While gramatically correct, you cannot say "Hier überträgt Information" in german.
The reason is that Information is not the subject here -- the information does not do the act of conveying itself, instead something else conveys the information.
"Luft überträgt Information durch Schallwellen" "Information is conveyed in air by sound waves".
From my understanding [+ dictionary] 'broadcasting' describes a scattered distribution while 'conveying' works from a to only one b, instead of many, is that correct? In that case, 'to broadcast' would be senden, ausstrahlen, verbreiten. 'übertragen', in german, is more likely understood as transmitting or transfering, in my opinion. 'remote transmission' for example is translated to 'Fernübertragung', (see: http://en.wikipedia.org/wiki/Remote_data_transmission)

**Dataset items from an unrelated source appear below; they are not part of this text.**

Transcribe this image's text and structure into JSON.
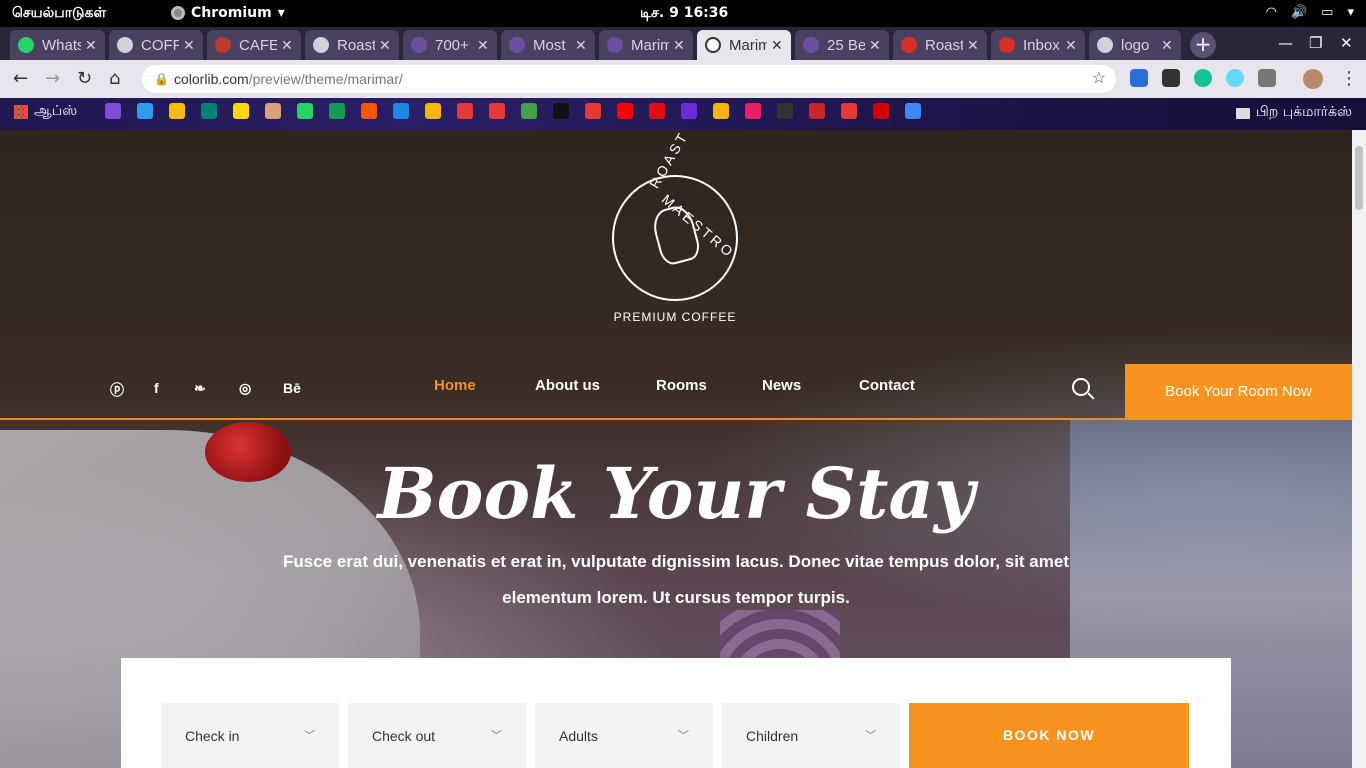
{
  "system": {
    "activities": "செயல்பாடுகள்",
    "app_name": "Chromium",
    "clock": "டிச. 9  16:36"
  },
  "tabs": [
    {
      "label": "WhatsApp",
      "favicon_color": "#25d366",
      "active": false
    },
    {
      "label": "COFFEE",
      "favicon_color": "#cfd2da",
      "active": false
    },
    {
      "label": "CAFE",
      "favicon_color": "#c0392b",
      "active": false
    },
    {
      "label": "Roast",
      "favicon_color": "#cfd2da",
      "active": false
    },
    {
      "label": "700+",
      "favicon_color": "#6b4fa0",
      "active": false
    },
    {
      "label": "Most",
      "favicon_color": "#6b4fa0",
      "active": false
    },
    {
      "label": "Marimar",
      "favicon_color": "#6b4fa0",
      "active": false
    },
    {
      "label": "Marimar",
      "favicon_color": "#ffffff",
      "active": true
    },
    {
      "label": "25 Be",
      "favicon_color": "#6b4fa0",
      "active": false
    },
    {
      "label": "Roast",
      "favicon_color": "#d93025",
      "active": false
    },
    {
      "label": "Inbox",
      "favicon_color": "#d93025",
      "active": false
    },
    {
      "label": "logo",
      "favicon_color": "#cfd2da",
      "active": false
    }
  ],
  "toolbar": {
    "url_domain": "colorlib.com",
    "url_path": "/preview/theme/marimar/"
  },
  "bookmarks": {
    "apps_label": "ஆப்ஸ்",
    "other_label": "பிற புக்மார்க்ஸ்",
    "icons": [
      "#7b4fd6",
      "#2a9df4",
      "#fbbc04",
      "#008373",
      "#ffd600",
      "#d9a27a",
      "#25d366",
      "#0f9d58",
      "#ff5500",
      "#1e88e5",
      "#f5b700",
      "#e53935",
      "#e53935",
      "#43a047",
      "#111111",
      "#e53935",
      "#ff0000",
      "#e50914",
      "#6c2bd9",
      "#f4b400",
      "#e91e63",
      "#333333",
      "#c62828",
      "#e53935",
      "#d50000",
      "#4285f4"
    ]
  },
  "site": {
    "logo_text_1": "ROAST",
    "logo_text_2": "MAESTRO",
    "tagline": "PREMIUM COFFEE",
    "social": [
      "pinterest-icon",
      "facebook-icon",
      "twitter-icon",
      "dribbble-icon",
      "behance-icon"
    ],
    "social_glyphs": [
      "ⓟ",
      "f",
      "❧",
      "◎",
      "Bē"
    ],
    "menu": {
      "home": "Home",
      "about": "About us",
      "rooms": "Rooms",
      "news": "News",
      "contact": "Contact"
    },
    "cta": "Book Your Room Now",
    "hero_title": "Book Your Stay",
    "hero_subtitle": "Fusce erat dui, venenatis et erat in, vulputate dignissim lacus. Donec vitae tempus dolor, sit amet elementum lorem. Ut cursus tempor turpis.",
    "booking": {
      "check_in": "Check in",
      "check_out": "Check out",
      "adults": "Adults",
      "children": "Children",
      "submit": "BOOK NOW"
    },
    "accent": "#f7931e"
  }
}
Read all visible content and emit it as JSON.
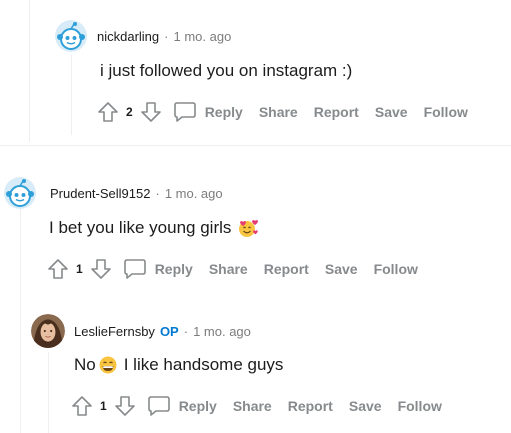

"Broadcasting" does mean widespread distribution. It's distinguished from "narrow casting" (a word that is not used frequently, except to contrast means such as cable with broadcasting), and, as you point out, it would never mean point-to-point transmission such as by telephone or by modem connection between two computers. But now I am confused. Why would "broadcast" be a wrong translation in the example?
Because 'broadcast' wouldn't be your first choice for 'übertragen', only in specific cases, like a tv show which is broadcasted. It's a possible solution, but not the best. Media broadcasts are the only example I can think of where this might fit. In German, a tv show (Sendung) is being broadcasted (wird gesendet or ausgestrahlt or sometimes übertragen, being my least favourite choice). The show itself is transmitted (übertragen) via cable or satellite and conveys or communicates (vermittelt) information or knowledge to the viewer. It's all different shades speaking of the same sort of action in a different context and range. leo.org offers even more, even sorts of physical movement from a to b as possible translations of 'convey', while all other translations of 'broadcast' depict the widespread and scattered distribution, 'übertragen' doesn't.
If you're curious about some more everday usage, one would even say 'When is »The Simpsons« aired?' - Wann kommen (lit. come) die Simpsons? An answer might be: Sie laufen um 20:15 - 'They run at 8:15 pm.' That's pretty colloquial and meant solely as additional insight. There's a wide range of words dealing with all these things and they depend a lot on the context.
Edit: Google research says, 'wann kommen die simpsons' gets 'About 2,500,000 results' and 'wann laufen die simpsons' at least 'About 859,000 results'.